Experts believe the government appears to have completely dropped the ball in the second wave of infections that would hit India.

General view showing the burning of funeral pyres when relatives perform the last rites for the victims of covid-19 in Bhopal, India, April 15, 2021.

Relatives conducting burials for Kovid’s victims in the town of Bhopal

In mid-February, Tabassum Barnagarwala, a journalist with the Indian Express, noted a sevenfold increase in new cases in parts of Maharashtra and said samples of those infected had been sent for genome sequencing to look for imported variants.

At the end of the month, the BBC reported on the wave and asked if India was facing a new Covid wave. “We really don’t know what the cause of the wave is. What worries us is that whole families are getting infected. This is a whole new trend,” said Dr Shyamsunder Nikam, a civilian surgeon in the affected area in Maharashtra. time.

Experts now say that the vote for India’s exclusivity in “defeating” the epidemic – a younger population, local immunity, a largely rural population – and declaring victory against the virus proved brutally premature. “As is typical of India, official arrogance, hypernationalism, populism and a great deal of bureaucratic incompetence have combined to create a crisis,” said Mihir Sharma, a Bloomberg columnist.

The second wave of India is fueled by people who leave their guard, attend weddings and social gatherings, and through mixed messages from the government, allowing political rallies and religious gatherings. With infections declining, fewer people are taking strikes, delaying vaccination, which aimed to inoculate 250 million people by the end of July. In mid-February, Bhramar Mukherjee, a biostatist at the University of Michigan, tweeted that India should “speed up vaccination while the number of cases is low.” Nobody noticed.

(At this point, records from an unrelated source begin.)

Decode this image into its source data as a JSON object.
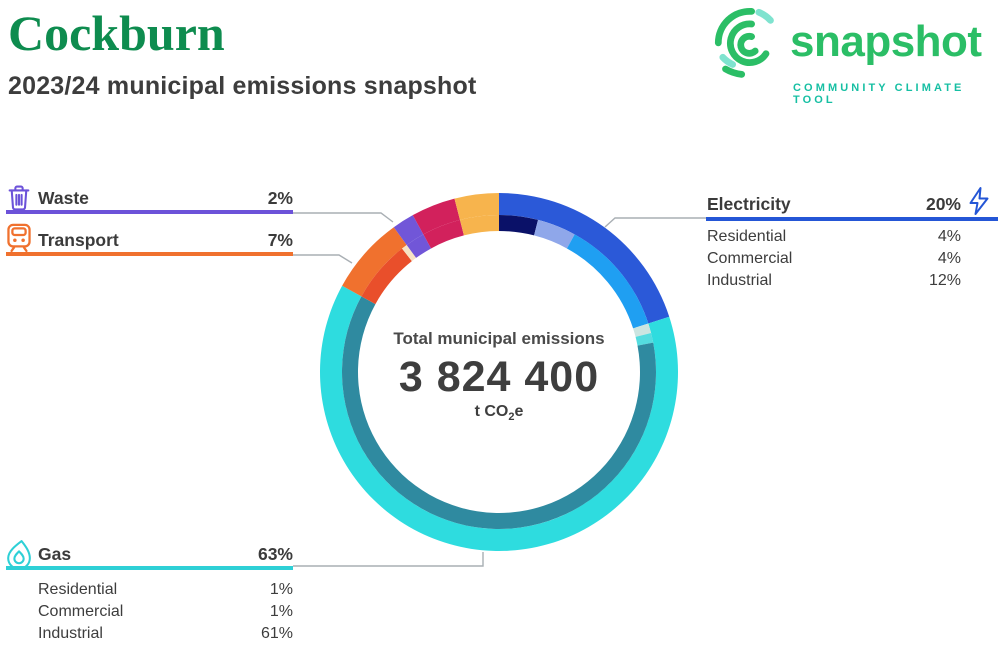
{
  "header": {
    "title": "Cockburn",
    "subtitle": "2023/24 municipal emissions snapshot"
  },
  "logo": {
    "wordmark": "snapshot",
    "tagline": "COMMUNITY CLIMATE TOOL"
  },
  "icons": {
    "waste": "trash-icon",
    "transport": "train-icon",
    "electricity": "lightning-bolt-icon",
    "gas": "flame-icon",
    "logo": "spiral-arcs-icon"
  },
  "colors": {
    "title_green": "#0E8C4F",
    "brand_green": "#2BBE66",
    "brand_teal": "#16BFA3",
    "text_dark": "#3D3D3D",
    "leader_grey": "#A9AFB4"
  },
  "center": {
    "label": "Total municipal emissions",
    "value": "3 824 400",
    "unit_main": "t CO",
    "unit_sub": "2",
    "unit_end": "e"
  },
  "legend": {
    "waste": {
      "label": "Waste",
      "value": "2%",
      "color": "#6C52D9"
    },
    "transport": {
      "label": "Transport",
      "value": "7%",
      "color": "#F0712E"
    },
    "electricity": {
      "label": "Electricity",
      "value": "20%",
      "color": "#2456D6",
      "rows": [
        {
          "label": "Residential",
          "value": "4%"
        },
        {
          "label": "Commercial",
          "value": "4%"
        },
        {
          "label": "Industrial",
          "value": "12%"
        }
      ]
    },
    "gas": {
      "label": "Gas",
      "value": "63%",
      "color": "#2ED0D6",
      "rows": [
        {
          "label": "Residential",
          "value": "1%"
        },
        {
          "label": "Commercial",
          "value": "1%"
        },
        {
          "label": "Industrial",
          "value": "61%"
        }
      ]
    }
  },
  "chart_data": {
    "type": "pie",
    "variant": "two-ring-donut",
    "title": "Total municipal emissions",
    "center_value": 3824400,
    "center_value_display": "3 824 400",
    "unit": "t CO2e",
    "start_angle_deg": 0,
    "direction": "clockwise",
    "outer_ring": [
      {
        "label": "Electricity",
        "pct": 20,
        "color": "#2B59D8"
      },
      {
        "label": "Gas",
        "pct": 63,
        "color": "#2EDCDF"
      },
      {
        "label": "Transport",
        "pct": 7,
        "color": "#F0712E"
      },
      {
        "label": "Waste",
        "pct": 2,
        "color": "#7156D8"
      },
      {
        "label": "",
        "pct": 4,
        "color": "#D2215C"
      },
      {
        "label": "",
        "pct": 4,
        "color": "#F7B44D"
      }
    ],
    "inner_ring": [
      {
        "label": "Electricity Residential",
        "pct": 4,
        "color": "#0A1168"
      },
      {
        "label": "Electricity Commercial",
        "pct": 4,
        "color": "#8FA7EA"
      },
      {
        "label": "Electricity Industrial",
        "pct": 12,
        "color": "#1F9FF2"
      },
      {
        "label": "Gas Residential",
        "pct": 1,
        "color": "#CBE5E1"
      },
      {
        "label": "Gas Commercial",
        "pct": 1,
        "color": "#54DCDF"
      },
      {
        "label": "Gas Industrial",
        "pct": 61,
        "color": "#2F8AA0"
      },
      {
        "label": "Transport",
        "pct": 6.4,
        "color": "#E94F2B"
      },
      {
        "label": "",
        "pct": 0.6,
        "color": "#F6E3C4"
      },
      {
        "label": "Waste",
        "pct": 2,
        "color": "#7156D8"
      },
      {
        "label": "",
        "pct": 4,
        "color": "#D2215C"
      },
      {
        "label": "",
        "pct": 4,
        "color": "#F7B44D"
      }
    ]
  }
}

Hindu pilgrims immersed themselves in the Ganges River during Shahi Snan's

Pilgrims at the Kumbh Mela festival on April 14, when India registered over 184,000 new infections

“There was a sense of triumph,” said P. Srinat Reddy, president of the Public Health Foundation of India. “Some thought we had achieved herd immunity. Everyone wanted to go back to work. This story fell on very receptive ears and the few voices of caution were ignored,” he said.

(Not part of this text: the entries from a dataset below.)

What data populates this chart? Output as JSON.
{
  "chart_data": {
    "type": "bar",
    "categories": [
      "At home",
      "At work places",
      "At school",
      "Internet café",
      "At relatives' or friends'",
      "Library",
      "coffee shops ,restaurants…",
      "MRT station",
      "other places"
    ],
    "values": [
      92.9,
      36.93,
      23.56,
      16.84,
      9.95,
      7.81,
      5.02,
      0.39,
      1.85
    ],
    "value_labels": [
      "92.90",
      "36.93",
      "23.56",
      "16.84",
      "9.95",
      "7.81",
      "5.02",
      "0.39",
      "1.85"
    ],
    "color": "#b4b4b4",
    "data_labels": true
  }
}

A second wave may have been inevitable, but India could have “postponed or slowed it down and reduced its impact,” said Gautam Menon, a professor of physics and biology. Like many other countries, India had to begin careful genomic surveillance in January to find options, Mr Menon said. Some of these options may be the cause of the wave. “We learned about new options in February from reports from Maharashtra. This was initially denied by the authorities,” Mr Menon added. “It was a significant turning point.”

What are the lessons of this public health crisis? First, India must learn not to declare victory over the virus prematurely and must end triumphalism. People must also learn to adapt to short local blockages in the event of unavoidable future peaks of infection. Most epidemiologists predict more waves, given that India is still far from reaching herd immunity and its vaccination remains slow.

“We can’t freeze human life,” said Professor Reddy. “If we can’t physically get away in crowded cities, we can at least make sure everyone wears a proper mask. And wear it properly.